Maybe you’ve experienced that kind of weariness, where people have certain expectations, and you just don’t quite meet them. Maybe it’s your parents, hopes and dreams they had for you, or wondering after they’re gone if they’d be proud of who you are now. Maybe it’s friends, or coworkers.
Or maybe society in general—there are these cultural expectations out there of what success looks like, and often that picture is both unobtainable and ultimately unfulfilling. Part of growing up is learning you can’t please everyone all the time, but it’s still tiring when you don’t live up to what people expect.
So there’s a lot Zechariah could be feeling as he goes alone into the temple, but I wonder what he’s expecting. Lauren Wright Pittman illustrates this story with a painting of Zechariah. In her artist statement, she writes:
“Zechariah is dressed in a breastpiece, ephod, robe, checkered tunic, turban, and sash, just as the book of Exodus specifies. In my painting, gold, blue, purple, and crimson yarns are woven together and bejeweled with engraved stones which bear the names of the sons of Israel (Exodus 28:4).
Zechariah stands in the Holy Place wearing the most meticulous of garments. Does he expect to encounter the divine? Or is he just going through the motions, lighting the incense as an all-too-familiar scent fills the air?”
I wonder about that for us too. We come to this season of Advent talking about waiting and preparing for Jesus’ birth, but do we expect Jesus to show up? Are we looking for God to act in this broken world, to interrupt our weariness? Or do we merely go through the motions? Sometimes, maybe going through the motions is in itself an act of faith.
But on this occasion, in this moment, God shows up. God is acting in a tangible way, interrupting Zechariah’s story, changing where he thought his life was headed. An angel shows up with a message from God.
Pittman continues, “In this image, I decided to depict the angel as smoke from the altar of incense. Zechariah has one hand over his mouth in fear and disbelief, while his other hand cradles the notion—not yet hope—of his son’s existence.”
The angel has good news for Zechariah. But it’s so unexpected, so impossible, that he can’t believe it, at least not yet. He is weary—perhaps hopeful as well—but certainly weary, pointing out that he is an old man, and his wife, as he so delicately puts it, is “getting on in years.”

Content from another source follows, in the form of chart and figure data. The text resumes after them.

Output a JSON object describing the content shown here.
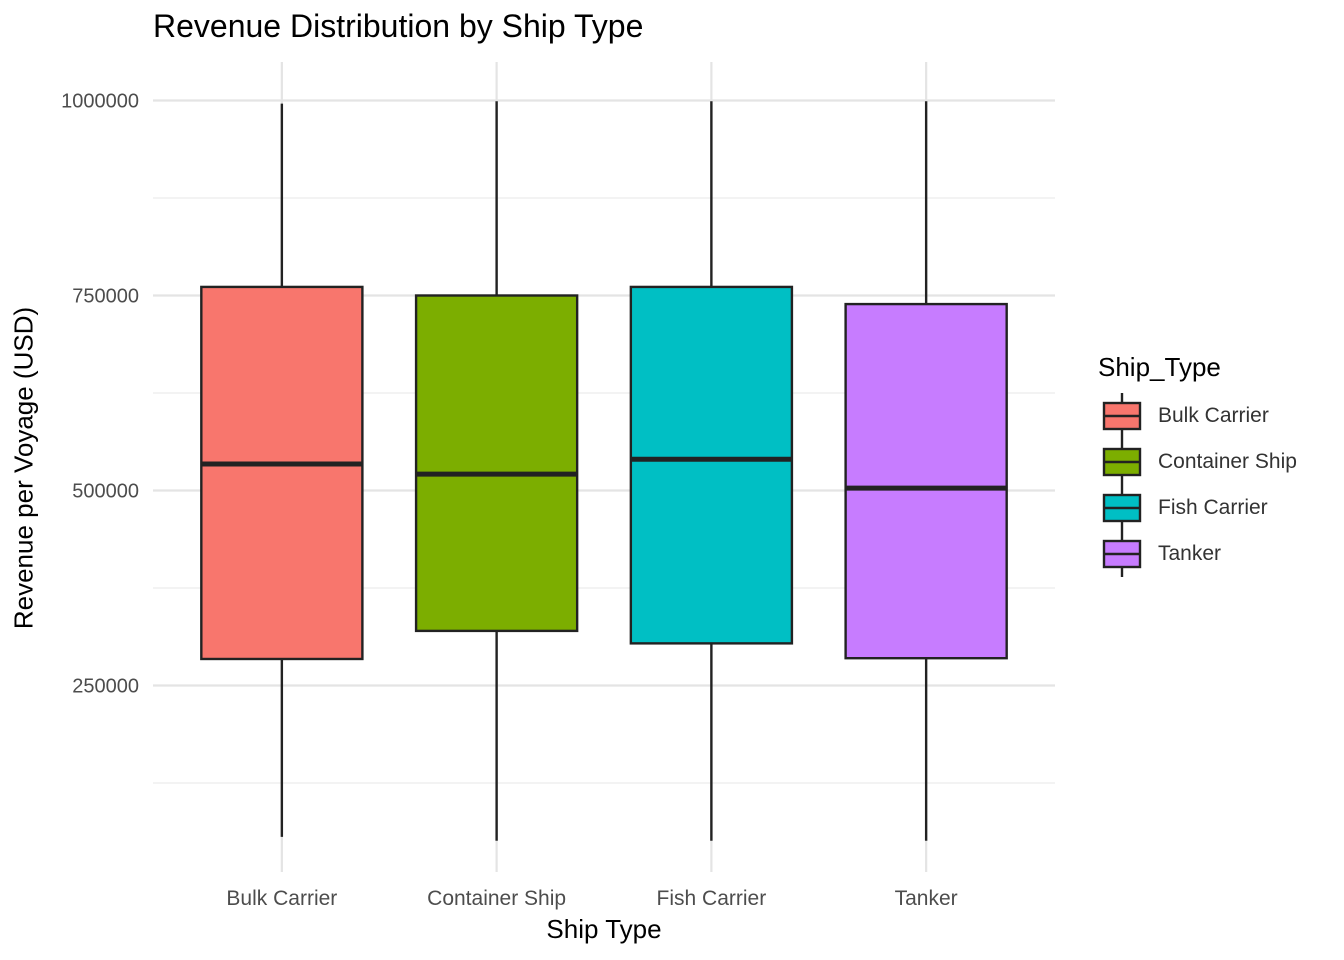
{
  "chart_data": {
    "type": "boxplot",
    "title": "Revenue Distribution by Ship Type",
    "xlabel": "Ship Type",
    "ylabel": "Revenue per Voyage (USD)",
    "ylim": [
      0,
      1050000
    ],
    "yticks": [
      250000,
      500000,
      750000,
      1000000
    ],
    "ytick_labels": [
      "250000",
      "500000",
      "750000",
      "1000000"
    ],
    "grid": true,
    "legend_title": "Ship_Type",
    "legend_position": "right",
    "categories": [
      "Bulk Carrier",
      "Container Ship",
      "Fish Carrier",
      "Tanker"
    ],
    "colors": [
      "#F8766D",
      "#7CAE00",
      "#00BFC4",
      "#C77CFF"
    ],
    "boxes": [
      {
        "name": "Bulk Carrier",
        "min": 56000,
        "q1": 284000,
        "median": 534000,
        "q3": 761000,
        "max": 996000
      },
      {
        "name": "Container Ship",
        "min": 51000,
        "q1": 320000,
        "median": 521000,
        "q3": 750000,
        "max": 999000
      },
      {
        "name": "Fish Carrier",
        "min": 51000,
        "q1": 304000,
        "median": 540000,
        "q3": 761000,
        "max": 999000
      },
      {
        "name": "Tanker",
        "min": 51000,
        "q1": 285000,
        "median": 503000,
        "q3": 739000,
        "max": 999000
      }
    ]
  }
}
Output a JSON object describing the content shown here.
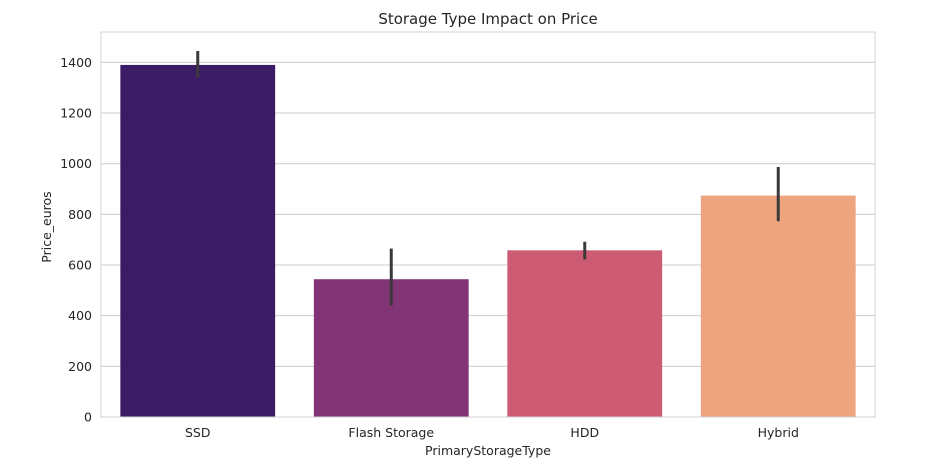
{
  "chart_data": {
    "type": "bar",
    "title": "Storage Type Impact on Price",
    "xlabel": "PrimaryStorageType",
    "ylabel": "Price_euros",
    "categories": [
      "SSD",
      "Flash Storage",
      "HDD",
      "Hybrid"
    ],
    "values": [
      1390,
      544,
      658,
      874
    ],
    "error_low": [
      1340,
      440,
      622,
      773
    ],
    "error_high": [
      1445,
      665,
      692,
      987
    ],
    "colors": [
      "#3b1a66",
      "#813577",
      "#cc5b73",
      "#eda57f"
    ],
    "ylim": [
      0,
      1520
    ],
    "yticks": [
      0,
      200,
      400,
      600,
      800,
      1000,
      1200,
      1400
    ],
    "grid": true,
    "legend": "none"
  }
}
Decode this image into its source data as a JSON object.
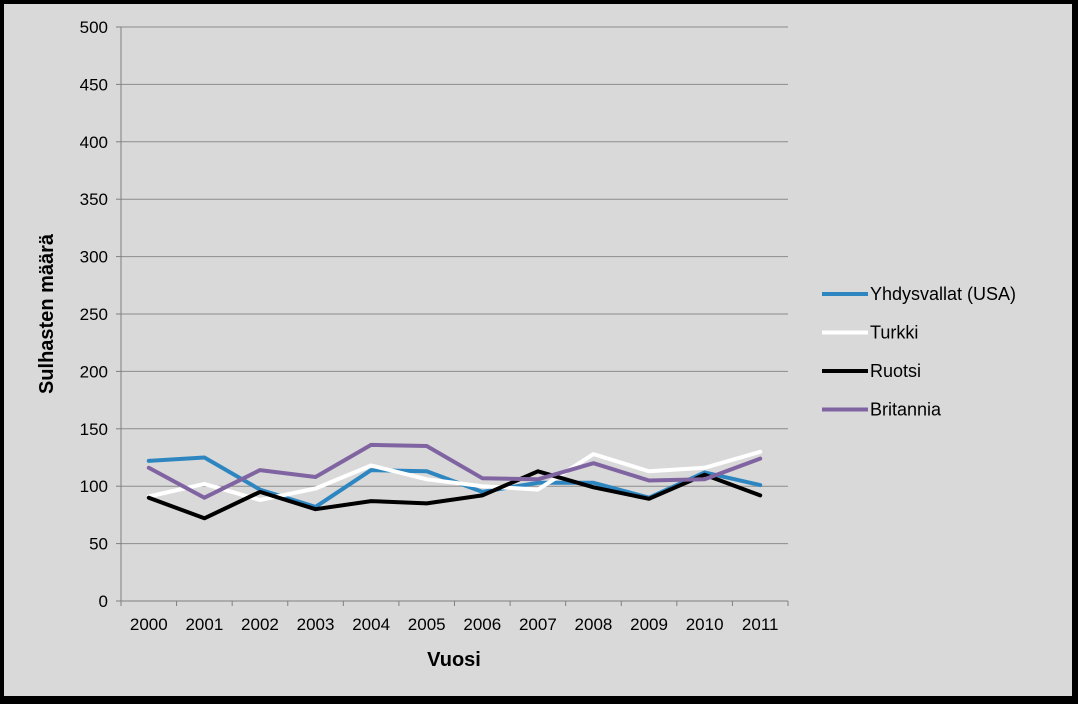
{
  "chart_data": {
    "type": "line",
    "xlabel": "Vuosi",
    "ylabel": "Sulhasten määrä",
    "ylim": [
      0,
      500
    ],
    "yticks": [
      0,
      50,
      100,
      150,
      200,
      250,
      300,
      350,
      400,
      450,
      500
    ],
    "categories": [
      "2000",
      "2001",
      "2002",
      "2003",
      "2004",
      "2005",
      "2006",
      "2007",
      "2008",
      "2009",
      "2010",
      "2011"
    ],
    "grid": "horizontal",
    "legend_position": "right",
    "background_color": "#d9d9d9",
    "series": [
      {
        "name": "Yhdysvallat (USA)",
        "color": "#2e86c1",
        "values": [
          122,
          125,
          97,
          82,
          114,
          113,
          95,
          103,
          103,
          90,
          112,
          101
        ]
      },
      {
        "name": "Turkki",
        "color": "#ffffff",
        "values": [
          91,
          102,
          88,
          98,
          118,
          106,
          100,
          97,
          128,
          113,
          116,
          130
        ]
      },
      {
        "name": "Ruotsi",
        "color": "#000000",
        "values": [
          90,
          72,
          95,
          80,
          87,
          85,
          92,
          113,
          99,
          89,
          110,
          92
        ]
      },
      {
        "name": "Britannia",
        "color": "#8064a2",
        "values": [
          116,
          90,
          114,
          108,
          136,
          135,
          107,
          106,
          120,
          105,
          106,
          124
        ]
      }
    ]
  }
}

He wants to know how the angel’s promise is possible—a perfectly reasonable question, by the way—and because he does not believe, Gabriel strikes him mute, forcing him into silence to consider what God is doing.
I love the detail in verse 21. It says, “Meanwhile the people were waiting for Zechariah and wondering at his delay in the sanctuary.” For Zechariah, this is the most sacred, profound moment of his life, and yet for everyone else, it’s just a normal morning at the temple. The people aren’t expecting God to be up to anything. They’re just weary of waiting, wondering what’s taking so long.
Perhaps as we look around at the world, we wonder the same thing.
Pittman writes:
“Each Advent we practice rejoicing in a hope that is promised but not yet realized in a world that feels like it is breaking apart in every way. How does a weary world rejoice? I don’t know. But, I think I’ll start with acknowledging my weariness, finding joy in connection, allowing myself to be amazed, singing stories of hope, making room, rooting myself in ritual, and trusting in my belovedness.”
In the midst of all that’s wrong in this world, we practice joy. We wait, clinging to hope. We trust the promise that death does not get the last word.
We don’t ignore the brokenness for some sort of superficial happiness; rather, we have the audacity to proclaim in faith that brokenness is not the end of the story. In this weary world, God is at work. God is acting.